EARLY ISLAMIC WRITINGS call the Amu Darya and Syr Darya two of the four rivers of Paradise. Now perceived as being on the extreme fringes of the world, these rivers were once its center. Their water has sustained human life for forty thousand years, providing pastures for nomadic herders, irrigation for farmers, and enabling the development of culture, trade, language, literature, and, in parallel, an enduring succession of wars and imperial conquests over the centuries.
When the Soviet government officially incorporated the region into its empire in 1917, it began transforming the rivers into a web of irrigation canals that brought cotton production to the area on a massive scale. Such large quantities of water were diverted that the Aral Sea, once the world’s fourth largest inland sea, began to disappear, leaving salt and dust storms in its place. When Moscow’s rule ended in 1991, five new Central Asian nations appeared: Tajikistan, Uzbekistan, Kazakhstan, Turkmenistan, and the Kyrgyz Republic. They are burdened with plunging economies, artificial borders, and a growing environmental crisis.
Despite the divisions that have emerged since the Soviet Union collapsed, the two rivers that run through the countries still bind them inextricably. Two thousand five hundred kilometers long, the Amu Darya is formed from the thousands of glacial mountain streams that feed the Panj and Vakhsh rivers in Tajikistan. It begins a longer, slower, flatter course between deserts downstream, where Afghanistan, Tajikistan, Uzbekistan, and Turkmenistan come together.

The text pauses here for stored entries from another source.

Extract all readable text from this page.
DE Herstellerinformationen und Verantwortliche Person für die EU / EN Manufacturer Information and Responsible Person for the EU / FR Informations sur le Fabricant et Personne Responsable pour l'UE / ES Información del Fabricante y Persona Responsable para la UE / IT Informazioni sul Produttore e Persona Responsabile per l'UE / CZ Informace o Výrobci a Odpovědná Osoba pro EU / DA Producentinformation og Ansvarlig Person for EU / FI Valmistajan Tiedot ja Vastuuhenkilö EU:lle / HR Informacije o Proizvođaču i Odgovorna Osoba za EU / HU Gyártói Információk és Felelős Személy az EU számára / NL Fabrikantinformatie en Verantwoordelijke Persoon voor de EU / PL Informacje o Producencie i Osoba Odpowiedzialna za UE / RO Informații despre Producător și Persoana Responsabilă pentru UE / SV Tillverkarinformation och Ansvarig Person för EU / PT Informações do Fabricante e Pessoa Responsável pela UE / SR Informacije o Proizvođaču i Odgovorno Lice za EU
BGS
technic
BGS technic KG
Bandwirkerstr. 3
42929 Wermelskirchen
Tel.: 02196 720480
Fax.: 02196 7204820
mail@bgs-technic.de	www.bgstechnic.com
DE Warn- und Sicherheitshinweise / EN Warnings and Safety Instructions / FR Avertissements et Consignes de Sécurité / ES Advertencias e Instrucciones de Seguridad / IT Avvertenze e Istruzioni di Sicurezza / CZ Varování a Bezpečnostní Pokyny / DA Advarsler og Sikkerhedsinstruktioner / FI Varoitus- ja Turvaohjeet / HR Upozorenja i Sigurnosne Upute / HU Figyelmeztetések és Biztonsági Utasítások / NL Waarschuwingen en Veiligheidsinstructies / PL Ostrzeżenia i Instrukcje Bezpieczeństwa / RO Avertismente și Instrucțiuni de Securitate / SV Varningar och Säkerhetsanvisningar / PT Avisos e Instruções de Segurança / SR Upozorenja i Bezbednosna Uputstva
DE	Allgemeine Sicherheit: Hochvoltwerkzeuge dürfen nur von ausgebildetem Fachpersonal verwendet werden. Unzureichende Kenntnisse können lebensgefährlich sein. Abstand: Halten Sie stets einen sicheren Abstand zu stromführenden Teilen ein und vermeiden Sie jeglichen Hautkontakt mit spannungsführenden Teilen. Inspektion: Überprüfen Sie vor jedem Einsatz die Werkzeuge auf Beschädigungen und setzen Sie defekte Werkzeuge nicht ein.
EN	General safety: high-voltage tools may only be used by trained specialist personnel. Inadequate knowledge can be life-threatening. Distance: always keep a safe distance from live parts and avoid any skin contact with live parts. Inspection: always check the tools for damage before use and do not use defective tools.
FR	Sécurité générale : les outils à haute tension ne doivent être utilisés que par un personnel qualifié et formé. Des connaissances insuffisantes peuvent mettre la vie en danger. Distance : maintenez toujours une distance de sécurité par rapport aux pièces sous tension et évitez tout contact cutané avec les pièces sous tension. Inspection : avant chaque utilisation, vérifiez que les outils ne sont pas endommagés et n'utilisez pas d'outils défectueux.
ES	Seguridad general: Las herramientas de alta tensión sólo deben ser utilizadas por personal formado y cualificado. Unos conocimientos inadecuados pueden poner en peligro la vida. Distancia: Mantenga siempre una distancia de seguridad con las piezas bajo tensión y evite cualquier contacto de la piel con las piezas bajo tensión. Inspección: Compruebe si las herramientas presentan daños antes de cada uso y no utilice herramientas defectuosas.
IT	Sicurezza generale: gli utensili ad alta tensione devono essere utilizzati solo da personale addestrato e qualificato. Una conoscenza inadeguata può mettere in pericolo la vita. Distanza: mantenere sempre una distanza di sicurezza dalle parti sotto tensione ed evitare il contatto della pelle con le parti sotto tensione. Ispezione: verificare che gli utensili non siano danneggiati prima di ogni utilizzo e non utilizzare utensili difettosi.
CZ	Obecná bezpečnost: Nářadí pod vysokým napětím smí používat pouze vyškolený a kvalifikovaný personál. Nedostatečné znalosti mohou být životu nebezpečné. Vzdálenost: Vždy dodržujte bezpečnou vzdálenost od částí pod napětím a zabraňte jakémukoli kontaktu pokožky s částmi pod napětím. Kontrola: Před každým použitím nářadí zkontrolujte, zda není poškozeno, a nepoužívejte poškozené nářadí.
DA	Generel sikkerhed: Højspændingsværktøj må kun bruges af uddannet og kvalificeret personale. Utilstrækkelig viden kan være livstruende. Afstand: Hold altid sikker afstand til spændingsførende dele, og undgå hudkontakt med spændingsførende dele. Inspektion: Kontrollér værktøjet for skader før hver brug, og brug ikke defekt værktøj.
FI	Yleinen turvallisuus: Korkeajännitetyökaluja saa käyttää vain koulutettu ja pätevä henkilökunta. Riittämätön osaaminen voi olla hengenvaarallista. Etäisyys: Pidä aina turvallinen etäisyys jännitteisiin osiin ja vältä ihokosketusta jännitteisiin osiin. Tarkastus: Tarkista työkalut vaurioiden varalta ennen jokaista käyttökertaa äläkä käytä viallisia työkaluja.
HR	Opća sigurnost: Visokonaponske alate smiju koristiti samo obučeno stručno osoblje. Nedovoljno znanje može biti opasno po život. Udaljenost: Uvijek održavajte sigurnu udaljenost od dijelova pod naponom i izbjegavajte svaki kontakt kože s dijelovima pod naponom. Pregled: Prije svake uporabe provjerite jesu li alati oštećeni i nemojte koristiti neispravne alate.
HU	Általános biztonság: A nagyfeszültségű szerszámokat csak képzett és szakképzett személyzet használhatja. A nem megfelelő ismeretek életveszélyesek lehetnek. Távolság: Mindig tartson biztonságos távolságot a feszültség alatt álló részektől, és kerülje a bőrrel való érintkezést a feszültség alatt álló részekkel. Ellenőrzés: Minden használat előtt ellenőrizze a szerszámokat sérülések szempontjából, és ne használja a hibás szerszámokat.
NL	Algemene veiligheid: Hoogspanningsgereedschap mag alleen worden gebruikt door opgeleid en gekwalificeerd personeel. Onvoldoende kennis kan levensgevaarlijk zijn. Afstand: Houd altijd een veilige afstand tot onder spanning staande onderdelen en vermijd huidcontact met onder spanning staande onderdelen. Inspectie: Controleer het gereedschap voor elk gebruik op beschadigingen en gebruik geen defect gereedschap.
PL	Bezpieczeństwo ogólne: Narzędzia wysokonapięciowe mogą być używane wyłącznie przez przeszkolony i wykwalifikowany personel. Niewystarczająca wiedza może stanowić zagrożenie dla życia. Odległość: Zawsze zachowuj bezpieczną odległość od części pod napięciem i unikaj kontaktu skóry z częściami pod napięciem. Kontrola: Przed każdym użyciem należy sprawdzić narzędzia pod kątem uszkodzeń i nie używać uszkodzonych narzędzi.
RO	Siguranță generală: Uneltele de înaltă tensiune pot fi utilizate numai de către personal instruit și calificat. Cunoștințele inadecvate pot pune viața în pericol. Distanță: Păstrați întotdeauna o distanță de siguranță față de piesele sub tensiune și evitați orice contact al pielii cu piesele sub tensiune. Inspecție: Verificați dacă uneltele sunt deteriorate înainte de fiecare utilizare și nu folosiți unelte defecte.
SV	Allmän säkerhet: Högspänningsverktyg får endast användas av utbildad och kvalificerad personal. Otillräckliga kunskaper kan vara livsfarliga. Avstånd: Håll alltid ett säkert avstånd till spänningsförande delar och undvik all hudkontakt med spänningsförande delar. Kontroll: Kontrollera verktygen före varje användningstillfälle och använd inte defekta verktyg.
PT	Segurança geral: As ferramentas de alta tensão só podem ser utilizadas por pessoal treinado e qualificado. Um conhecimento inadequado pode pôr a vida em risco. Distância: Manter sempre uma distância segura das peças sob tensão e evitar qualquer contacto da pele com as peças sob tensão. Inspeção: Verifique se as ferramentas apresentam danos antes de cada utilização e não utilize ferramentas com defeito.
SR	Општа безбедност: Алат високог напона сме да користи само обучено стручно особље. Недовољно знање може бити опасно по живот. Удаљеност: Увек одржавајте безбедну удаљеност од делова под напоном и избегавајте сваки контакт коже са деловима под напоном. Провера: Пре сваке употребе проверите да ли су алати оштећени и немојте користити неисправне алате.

Stopped up at man-made dams and reservoirs along the way, it fractures into a maze of irrigation canals so that the river itself now vanishes well before reaching the Aral Sea.
The Syr Darya, which carries only half the water of its counterpart, is created from the Naryn and Kara Darya rivers in the mountains of the Kyrgyz Republic and Uzbekistan. Also dammed and diverted, it runs flat across central Uzbekistan and southern Kazakhstan, eventually draining into the tiny North Aral Sea, which is now separated from the dried South Aral by the Kokaral dike.
This is a place where the connection between the Earth and human life is at once plainly visible and complex, where the forward flow of time and progress are not a given. I have seen cotton harvested on pesticide-laden land be later burned in a ritual celebrating rebirth and spring. I have traveled along the Qaraqum Canal, which, running fourteen hundred kilometers through Turkmenistan, is the world’s longest; it has turned barren desert into a lush landscape of fishing and farming and beekeeping.
As these rivers have splintered on natural and unnatural paths, so have empires and cultures. Tombs, caravansaries, consulates, coins, teapots, palaces, cell phones, tractors, Mercedes, prayer books, fortresses, factories, bones, gas rigs, and armor of the past all remain in varying states of decay and revival. Soviet missile heads become garden boxes in western Turkmenistan. In a local history museum in the former Aral port town of Moynaq, half the formaldehyde solution embalming Aral Sea fish has evaporated like the vanished sea itself. Here the cracks of history exist together with the present, and the present carries no more weight than the past.
In America’s mass consciousness, Central Asia has transformed from being part of a powerful communist Cold War enemy into a place where the threat of Islamic extremism is imminent — all within the short span of my adult lifetime. Amid the clutter of preformed judgments that surface during the course of this work, it is always a comfort to return to the rivers. No matter how many different names they have been given, or empires have ruled them, or canals have been made from them, I can still see the rivers. Traveling along them offers the closest thing to truth that I can find.